I will update you! Fear grips me…

3 Responses to “World I am so fuckin’ scared!”

  1. Al Says:

    Hey pal,

    I know exactly how you are feeling, and it worked out well for me in the end. All friends are different, of course, but even if this goes wrong I still think it is definitely worth it. Chances are, though, that it will have a good outcome.

    Email is a rather terrifying way of doing it. It’s easier to hit send than to get the words out face-to-face, but then you have to wait for a response. I told several friends over email and I had to wait a week or so for a couple of responses. You start to ask questions when it takes that long. Has she read the email already and is just not responding? Why isn’t she? Did the email not get through for some reason? Has she just not checked her email?

    It turned out in one case, if I recall correctly, that she was on holiday and not checking emails; and in another case that he was working extra hours so he hadn’t checked his.

    It’s worse than waiting for your exam results!

    So I know that scared feeling.

    You are thinking in all the ways I thought. I’ve thought all the things that you mentioned above and none of it turned out to be an issue except the positive stuff.

    Again, we have different friends, so I can’t be definite how it will turn out for you.

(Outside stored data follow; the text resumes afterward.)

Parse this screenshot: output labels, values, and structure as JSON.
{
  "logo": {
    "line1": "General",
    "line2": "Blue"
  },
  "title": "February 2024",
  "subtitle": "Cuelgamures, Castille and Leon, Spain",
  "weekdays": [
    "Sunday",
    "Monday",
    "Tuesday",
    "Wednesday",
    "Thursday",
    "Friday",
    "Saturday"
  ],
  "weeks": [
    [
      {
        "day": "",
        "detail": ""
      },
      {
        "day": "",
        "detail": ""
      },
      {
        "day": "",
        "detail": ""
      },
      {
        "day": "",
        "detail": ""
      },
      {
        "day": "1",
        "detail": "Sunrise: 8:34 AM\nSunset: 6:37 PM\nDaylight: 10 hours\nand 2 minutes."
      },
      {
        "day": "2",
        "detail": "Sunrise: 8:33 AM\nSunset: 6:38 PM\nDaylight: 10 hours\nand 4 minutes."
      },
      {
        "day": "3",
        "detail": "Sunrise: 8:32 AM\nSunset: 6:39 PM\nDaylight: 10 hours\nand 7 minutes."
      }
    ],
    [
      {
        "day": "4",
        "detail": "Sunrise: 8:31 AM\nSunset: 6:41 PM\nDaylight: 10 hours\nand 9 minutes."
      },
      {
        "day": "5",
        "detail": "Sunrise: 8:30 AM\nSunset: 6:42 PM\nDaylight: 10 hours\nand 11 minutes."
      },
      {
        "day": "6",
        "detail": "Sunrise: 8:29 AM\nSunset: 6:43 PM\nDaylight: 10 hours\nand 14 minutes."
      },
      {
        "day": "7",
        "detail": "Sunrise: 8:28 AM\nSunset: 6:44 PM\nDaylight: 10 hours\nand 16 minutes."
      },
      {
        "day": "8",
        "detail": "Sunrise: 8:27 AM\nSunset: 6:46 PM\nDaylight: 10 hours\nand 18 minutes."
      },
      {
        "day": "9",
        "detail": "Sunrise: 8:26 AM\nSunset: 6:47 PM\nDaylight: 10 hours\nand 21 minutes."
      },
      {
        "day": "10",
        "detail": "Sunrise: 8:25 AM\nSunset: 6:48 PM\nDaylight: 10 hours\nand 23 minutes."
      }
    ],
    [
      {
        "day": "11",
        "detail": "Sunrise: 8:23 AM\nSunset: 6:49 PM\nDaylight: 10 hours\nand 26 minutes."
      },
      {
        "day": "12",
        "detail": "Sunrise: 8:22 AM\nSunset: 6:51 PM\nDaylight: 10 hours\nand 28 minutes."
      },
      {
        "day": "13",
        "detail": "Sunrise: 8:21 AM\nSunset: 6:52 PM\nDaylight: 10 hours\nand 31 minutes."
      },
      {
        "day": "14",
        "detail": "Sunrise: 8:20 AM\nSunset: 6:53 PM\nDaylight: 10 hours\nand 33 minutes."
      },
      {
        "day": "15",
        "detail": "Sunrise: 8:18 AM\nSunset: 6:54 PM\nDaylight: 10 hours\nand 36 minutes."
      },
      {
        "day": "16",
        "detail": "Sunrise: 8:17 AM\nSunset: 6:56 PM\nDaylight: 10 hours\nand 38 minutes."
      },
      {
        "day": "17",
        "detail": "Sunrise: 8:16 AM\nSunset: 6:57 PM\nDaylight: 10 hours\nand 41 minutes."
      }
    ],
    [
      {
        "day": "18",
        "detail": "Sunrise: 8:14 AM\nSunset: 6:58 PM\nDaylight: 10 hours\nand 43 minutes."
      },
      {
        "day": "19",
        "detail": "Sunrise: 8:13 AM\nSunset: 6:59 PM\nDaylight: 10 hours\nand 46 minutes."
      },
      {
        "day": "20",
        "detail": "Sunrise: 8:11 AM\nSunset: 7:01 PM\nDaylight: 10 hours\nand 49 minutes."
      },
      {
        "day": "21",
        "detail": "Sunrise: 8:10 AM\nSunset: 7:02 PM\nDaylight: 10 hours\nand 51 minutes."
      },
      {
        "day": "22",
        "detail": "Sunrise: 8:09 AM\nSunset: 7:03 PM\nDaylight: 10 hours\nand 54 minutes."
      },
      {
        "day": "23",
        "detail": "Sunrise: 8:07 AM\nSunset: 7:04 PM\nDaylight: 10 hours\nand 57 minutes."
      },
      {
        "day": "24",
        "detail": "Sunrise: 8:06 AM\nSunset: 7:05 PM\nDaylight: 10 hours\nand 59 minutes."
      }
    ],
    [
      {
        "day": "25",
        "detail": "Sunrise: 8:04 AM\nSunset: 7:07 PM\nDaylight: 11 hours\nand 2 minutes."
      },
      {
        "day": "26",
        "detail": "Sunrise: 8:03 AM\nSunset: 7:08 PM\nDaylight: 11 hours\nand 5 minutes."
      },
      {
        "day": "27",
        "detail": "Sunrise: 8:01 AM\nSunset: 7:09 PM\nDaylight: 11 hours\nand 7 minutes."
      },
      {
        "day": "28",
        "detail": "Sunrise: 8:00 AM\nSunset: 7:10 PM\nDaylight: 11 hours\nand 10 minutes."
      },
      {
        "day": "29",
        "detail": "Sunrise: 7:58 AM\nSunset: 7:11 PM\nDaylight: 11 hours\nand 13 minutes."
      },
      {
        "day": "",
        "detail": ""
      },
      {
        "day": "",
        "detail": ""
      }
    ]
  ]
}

But I’m quietly confident!

    I’ve never found that telling a friend something about me to have a negative effect. Usually it is really positive and we grow closer. You’ve taken a bit of a risk, but the bigger risk would be to not take the opportunity to become a closer friend. If it goes wrong this will only hurt you in the short-term. If it goes right, it could enhance a friendship that would last forever.

    Good luck and breath…nice…slow…and…gentle…

    Al

  2. notoriousv Says:

    good luck! i hope this guy can prove to rise above the bullshit and be a good friend šŸ™‚

  3. MK Says:

    been a little while since you posted……. find out anything yet??